Threat from space: “killer electrons”

High-energy “relativistic” electrons, known as “killer electrons”, have long been of concern to the satellite industry because of their ability to cause radiation damage. These electrons can disrupt the Earth’s magnetic shield, leading to geomagnetic disturbances and posing a serious threat due to changes in “space weather.” However, a recent study led by Dr. Nigel Meredith of the British Antarctic Survey (BAS) has shed light on the extent of these phenomena and their implications for satellite operators, manufacturers, insurers and governments.

After analyzing 20 years of data from the U.S. GPS satellite, the international team of researchers identified three levels of events: 1 in 10, 1 in 50 and 1 in 100 years. A 1-in-100-year event is defined as an event of such magnitude that it is expected to occur on average once every 100 years. These event levels serve as guidelines for assessing the potential impact of extreme space weather events.

The results of the study have important implications for the satellite industry, which relies heavily on satellites for communications, navigation, Earth observation and defense. As of April 2022, there were more than 5,400 active satellites in Earth orbit, and most of them are exposed to energetic electrons as they orbit. The global space economy generated $386 billion in revenues in 2021, highlighting the economic importance of the satellite industry.

Dr. Nigel Meredith emphasizes the importance of these results to industry and government, stating that they provide the necessary benchmarks for assessing extreme space weather events and their potential impacts. The study will help engineers and operators prepare for the effects of such events and improve the resilience of future satellites. In addition, satellite insurers can use the study to assess realistic catastrophe scenarios and ensure that satellite operators take the necessary steps to mitigate risks.

One notable finding of the study is the difference between 1-in-10-year and 1-in-100-year events, which depends on electron energy and distance from Earth. The differences are greatest at the highest energies and at the greatest distances from the planet, with increases of 3 to 10 times for some of the highest electron energies over 35,000 km from the Earth’s surface.
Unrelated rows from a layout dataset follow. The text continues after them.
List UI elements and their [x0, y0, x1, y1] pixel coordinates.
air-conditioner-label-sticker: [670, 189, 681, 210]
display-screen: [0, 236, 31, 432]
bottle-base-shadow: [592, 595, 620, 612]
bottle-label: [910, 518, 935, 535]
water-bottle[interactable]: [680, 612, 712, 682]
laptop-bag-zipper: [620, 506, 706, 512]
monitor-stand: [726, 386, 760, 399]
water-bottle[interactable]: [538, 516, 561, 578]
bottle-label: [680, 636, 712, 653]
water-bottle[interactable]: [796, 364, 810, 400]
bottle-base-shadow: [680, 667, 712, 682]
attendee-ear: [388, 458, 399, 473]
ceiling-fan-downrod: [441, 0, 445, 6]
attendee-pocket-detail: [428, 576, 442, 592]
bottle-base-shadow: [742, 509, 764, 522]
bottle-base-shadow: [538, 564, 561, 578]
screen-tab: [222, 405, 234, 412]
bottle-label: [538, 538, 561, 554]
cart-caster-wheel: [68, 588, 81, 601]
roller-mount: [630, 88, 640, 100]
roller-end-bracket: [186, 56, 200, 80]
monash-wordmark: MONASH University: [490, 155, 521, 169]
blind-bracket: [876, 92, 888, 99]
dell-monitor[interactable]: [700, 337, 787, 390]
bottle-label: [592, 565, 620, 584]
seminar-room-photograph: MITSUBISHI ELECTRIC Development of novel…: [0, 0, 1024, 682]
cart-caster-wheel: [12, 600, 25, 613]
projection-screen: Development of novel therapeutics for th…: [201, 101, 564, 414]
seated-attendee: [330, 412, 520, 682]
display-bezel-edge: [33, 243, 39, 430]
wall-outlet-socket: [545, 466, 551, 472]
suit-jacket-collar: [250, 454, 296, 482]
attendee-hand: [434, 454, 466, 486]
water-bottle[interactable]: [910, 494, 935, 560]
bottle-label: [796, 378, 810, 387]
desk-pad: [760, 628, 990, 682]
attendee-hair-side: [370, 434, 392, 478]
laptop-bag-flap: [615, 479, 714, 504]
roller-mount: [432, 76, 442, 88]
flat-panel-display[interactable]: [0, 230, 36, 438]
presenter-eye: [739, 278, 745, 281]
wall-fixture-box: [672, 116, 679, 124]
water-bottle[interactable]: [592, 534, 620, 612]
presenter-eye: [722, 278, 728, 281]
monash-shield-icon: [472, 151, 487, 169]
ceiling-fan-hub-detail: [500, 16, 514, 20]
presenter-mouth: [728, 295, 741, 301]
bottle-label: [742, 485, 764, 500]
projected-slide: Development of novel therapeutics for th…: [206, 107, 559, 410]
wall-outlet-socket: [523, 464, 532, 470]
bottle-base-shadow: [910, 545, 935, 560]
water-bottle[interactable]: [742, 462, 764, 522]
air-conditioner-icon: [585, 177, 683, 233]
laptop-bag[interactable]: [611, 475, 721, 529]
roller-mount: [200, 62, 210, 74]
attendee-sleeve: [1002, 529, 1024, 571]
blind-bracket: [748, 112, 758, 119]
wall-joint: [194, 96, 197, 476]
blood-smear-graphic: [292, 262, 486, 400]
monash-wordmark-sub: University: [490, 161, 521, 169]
This poses an additional risk to satellites operating in this region.

Space weather, like weather on Earth, is characterized by variations on different time scales. The researchers noted that most of the killer electron events occurred during the decline phases of the 11-year solar cycle, which were observed twice during the 20-year study period. However, the largest event occurred at a different time, emphasizing the unpredictability of extreme space weather events.

Professor Richard Horne, co-author of the study, emphasizes that the space industry is a critical part of the national infrastructure. The research conducted by Dr. Nigel Meredith and his collaborators will help assess the resilience of satellites to severe space weather events, ultimately contributing to the protection and safety of our satellite systems.